Öldürüyorum öldürüyorum, öldürmeye doyamıyorum ^^

Kösem ise başladı başlayalı kötülükle dolu bir dizi. Evet, söz konusu tarihi dönem zaten Osmanlı tarihinin en çalkantılı, en kanlı ve fitne fesatın, zalimliğin paçalardan aktığı bir dönemi.

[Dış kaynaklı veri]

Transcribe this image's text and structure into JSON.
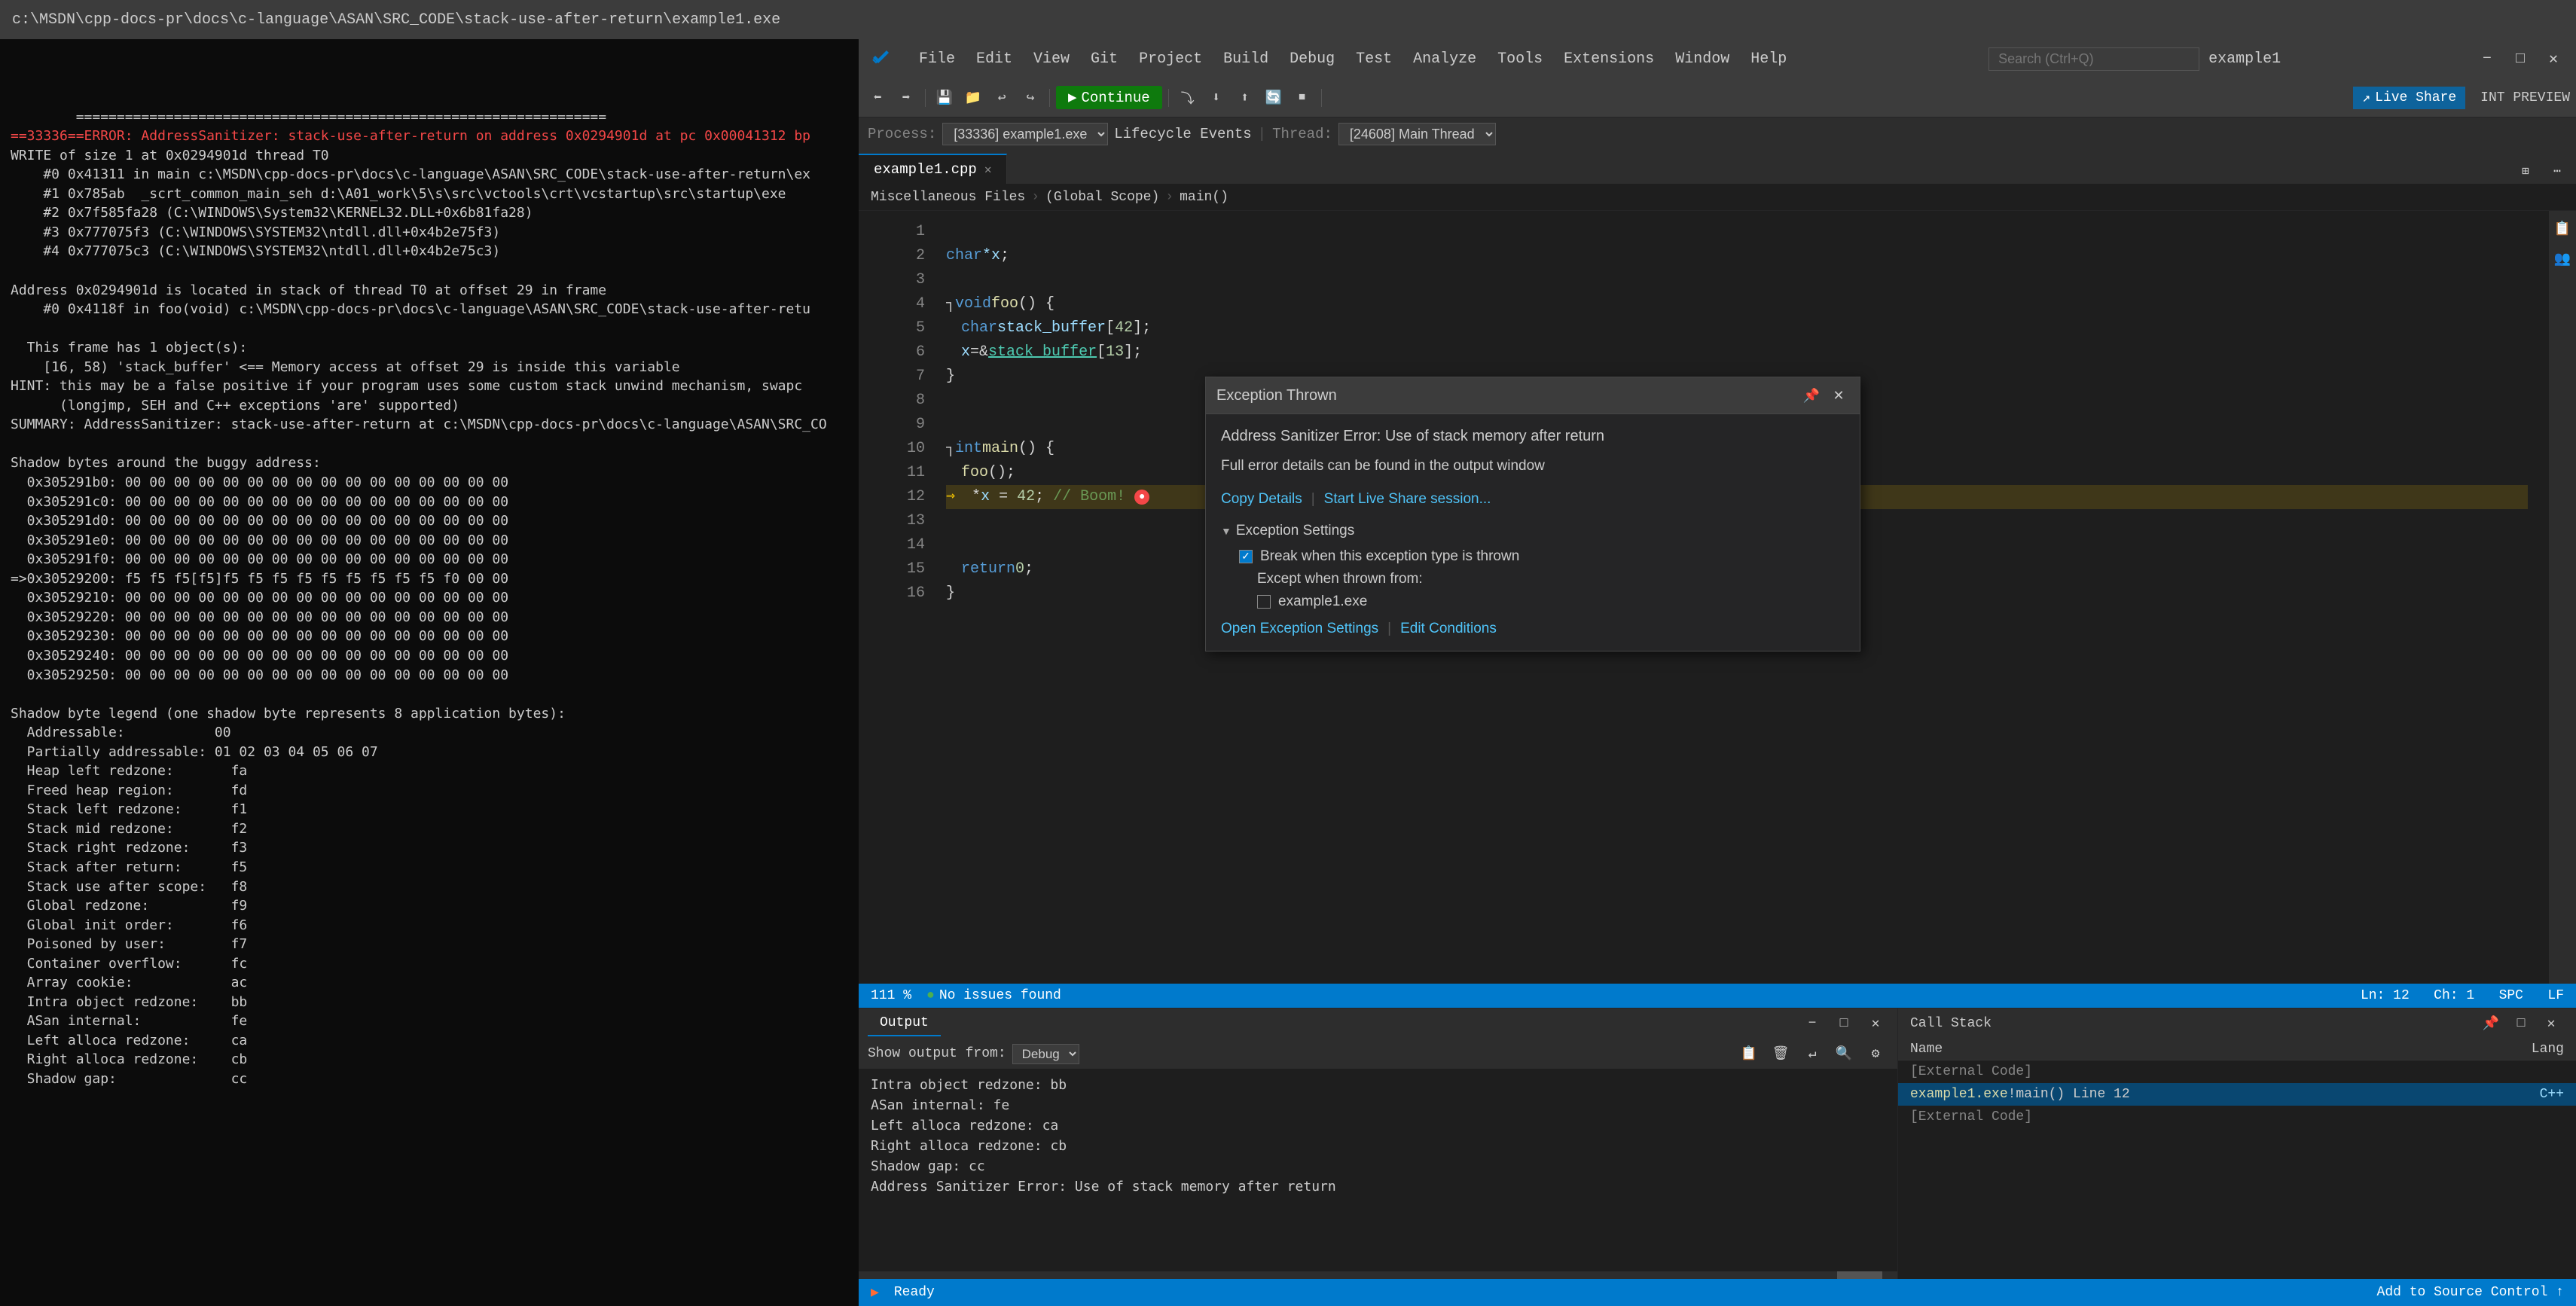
{
  "title_bar": {
    "text": "c:\\MSDN\\cpp-docs-pr\\docs\\c-language\\ASAN\\SRC_CODE\\stack-use-after-return\\example1.exe"
  },
  "terminal": {
    "lines": [
      "=================================================================",
      "==33336==ERROR: AddressSanitizer: stack-use-after-return on address 0x0294901d at pc 0x00041312 bp",
      "WRITE of size 1 at 0x0294901d thread T0",
      "    #0 0x41311 in main c:\\MSDN\\cpp-docs-pr\\docs\\c-language\\ASAN\\SRC_CODE\\stack-use-after-return\\ex",
      "    #1 0x785ab  _scrt_common_main_seh d:\\A01_work\\5\\s\\src\\vctools\\crt\\vcstartup\\src\\startup\\exe",
      "    #2 0x7f585fa28 (C:\\WINDOWS\\System32\\KERNEL32.DLL+0x6b81fa28)",
      "    #3 0x777075f3 (C:\\WINDOWS\\SYSTEM32\\ntdll.dll+0x4b2e75f3)",
      "    #4 0x777075c3 (C:\\WINDOWS\\SYSTEM32\\ntdll.dll+0x4b2e75c3)",
      "",
      "Address 0x0294901d is located in stack of thread T0 at offset 29 in frame",
      "    #0 0x4118f in foo(void) c:\\MSDN\\cpp-docs-pr\\docs\\c-language\\ASAN\\SRC_CODE\\stack-use-after-retu",
      "",
      "  This frame has 1 object(s):",
      "    [16, 58) 'stack_buffer' <== Memory access at offset 29 is inside this variable",
      "HINT: this may be a false positive if your program uses some custom stack unwind mechanism, swapc",
      "      (longjmp, SEH and C++ exceptions 'are' supported)",
      "SUMMARY: AddressSanitizer: stack-use-after-return at c:\\MSDN\\cpp-docs-pr\\docs\\c-language\\ASAN\\SRC_CO",
      "",
      "Shadow bytes around the buggy address:",
      "  0x305291b0: 00 00 00 00 00 00 00 00 00 00 00 00 00 00 00 00",
      "  0x305291c0: 00 00 00 00 00 00 00 00 00 00 00 00 00 00 00 00",
      "  0x305291d0: 00 00 00 00 00 00 00 00 00 00 00 00 00 00 00 00",
      "  0x305291e0: 00 00 00 00 00 00 00 00 00 00 00 00 00 00 00 00",
      "  0x305291f0: 00 00 00 00 00 00 00 00 00 00 00 00 00 00 00 00",
      "=>0x30529200: f5 f5 f5[f5]f5 f5 f5 f5 f5 f5 f5 f5 f5 f0 00 00",
      "  0x30529210: 00 00 00 00 00 00 00 00 00 00 00 00 00 00 00 00",
      "  0x30529220: 00 00 00 00 00 00 00 00 00 00 00 00 00 00 00 00",
      "  0x30529230: 00 00 00 00 00 00 00 00 00 00 00 00 00 00 00 00",
      "  0x30529240: 00 00 00 00 00 00 00 00 00 00 00 00 00 00 00 00",
      "  0x30529250: 00 00 00 00 00 00 00 00 00 00 00 00 00 00 00 00",
      "",
      "Shadow byte legend (one shadow byte represents 8 application bytes):",
      "  Addressable:           00",
      "  Partially addressable: 01 02 03 04 05 06 07",
      "  Heap left redzone:       fa",
      "  Freed heap region:       fd",
      "  Stack left redzone:      f1",
      "  Stack mid redzone:       f2",
      "  Stack right redzone:     f3",
      "  Stack after return:      f5",
      "  Stack use after scope:   f8",
      "  Global redzone:          f9",
      "  Global init order:       f6",
      "  Poisoned by user:        f7",
      "  Container overflow:      fc",
      "  Array cookie:            ac",
      "  Intra object redzone:    bb",
      "  ASan internal:           fe",
      "  Left alloca redzone:     ca",
      "  Right alloca redzone:    cb",
      "  Shadow gap:              cc"
    ]
  },
  "vscode": {
    "menu": {
      "items": [
        "File",
        "Edit",
        "View",
        "Git",
        "Project",
        "Build",
        "Debug",
        "Test",
        "Analyze",
        "Tools",
        "Extensions",
        "Window",
        "Help"
      ]
    },
    "search_placeholder": "Search (Ctrl+Q)",
    "title": "example1",
    "window_buttons": {
      "minimize": "−",
      "maximize": "□",
      "close": "✕"
    },
    "toolbar": {
      "continue_label": "Continue",
      "live_share_label": "Live Share",
      "int_preview": "INT PREVIEW"
    },
    "debug_bar": {
      "process": "Process:",
      "process_value": "[33336] example1.exe",
      "lifecycle": "Lifecycle Events",
      "thread_label": "Thread:",
      "thread_value": "[24608] Main Thread"
    },
    "tabs": [
      {
        "label": "example1.cpp",
        "active": true,
        "close": "✕"
      }
    ],
    "breadcrumb": {
      "folder": "Miscellaneous Files",
      "scope": "(Global Scope)",
      "function": "main()"
    },
    "code": {
      "lines": [
        {
          "num": 1,
          "content": ""
        },
        {
          "num": 2,
          "content": "    char *x;"
        },
        {
          "num": 3,
          "content": ""
        },
        {
          "num": 4,
          "content": "void foo() {"
        },
        {
          "num": 5,
          "content": "    char stack_buffer[42];"
        },
        {
          "num": 6,
          "content": "    x = &stack_buffer[13];"
        },
        {
          "num": 7,
          "content": "}"
        },
        {
          "num": 8,
          "content": ""
        },
        {
          "num": 9,
          "content": ""
        },
        {
          "num": 10,
          "content": "int main() {"
        },
        {
          "num": 11,
          "content": "    foo();"
        },
        {
          "num": 12,
          "content": "    *x = 42; // Boom!",
          "highlighted": true,
          "debug": true
        },
        {
          "num": 13,
          "content": ""
        },
        {
          "num": 14,
          "content": ""
        },
        {
          "num": 15,
          "content": "    return 0;"
        },
        {
          "num": 16,
          "content": "}"
        }
      ]
    }
  },
  "exception_popup": {
    "title": "Exception Thrown",
    "error_title": "Address Sanitizer Error: Use of stack memory after return",
    "details": "Full error details can be found in the output window",
    "copy_details_label": "Copy Details",
    "live_share_label": "Start Live Share session...",
    "settings_title": "Exception Settings",
    "checkbox1_label": "Break when this exception type is thrown",
    "checkbox1_checked": true,
    "indent_label": "Except when thrown from:",
    "checkbox2_label": "example1.exe",
    "checkbox2_checked": false,
    "open_exception_settings": "Open Exception Settings",
    "edit_conditions": "Edit Conditions"
  },
  "status_bar": {
    "ready": "Ready",
    "no_issues": "No issues found",
    "zoom": "111 %",
    "line": "Ln: 12",
    "col": "Ch: 1",
    "spc": "SPC",
    "lf": "LF",
    "add_to_source": "Add to Source Control ↑"
  },
  "output_panel": {
    "title": "Output",
    "show_output_from": "Show output from:",
    "output_source": "Debug",
    "content": [
      "    Intra object redzone:    bb",
      "    ASan internal:           fe",
      "    Left alloca redzone:     ca",
      "    Right alloca redzone:    cb",
      "    Shadow gap:              cc",
      "Address Sanitizer Error: Use of stack memory after return"
    ]
  },
  "call_stack_panel": {
    "title": "Call Stack",
    "columns": [
      "Name",
      "Lang"
    ],
    "rows": [
      {
        "name": "[External Code]",
        "lang": "",
        "selected": false
      },
      {
        "name": "example1.exe!main() Line 12",
        "lang": "C++",
        "selected": true
      },
      {
        "name": "[External Code]",
        "lang": "",
        "selected": false
      }
    ]
  }
}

Zamanı geldiğinde yapımın elini korkak alıştırmaması ve olanı biteni bütün acımasızlığıyla verebilmesi tabii ki de “Osmanlı güzellemesi” olması için çekilen tek taraflı masalsı yapımlar arasından sıyrılıp farkını ortaya koyması açısından isteyeceğimiz bir şey.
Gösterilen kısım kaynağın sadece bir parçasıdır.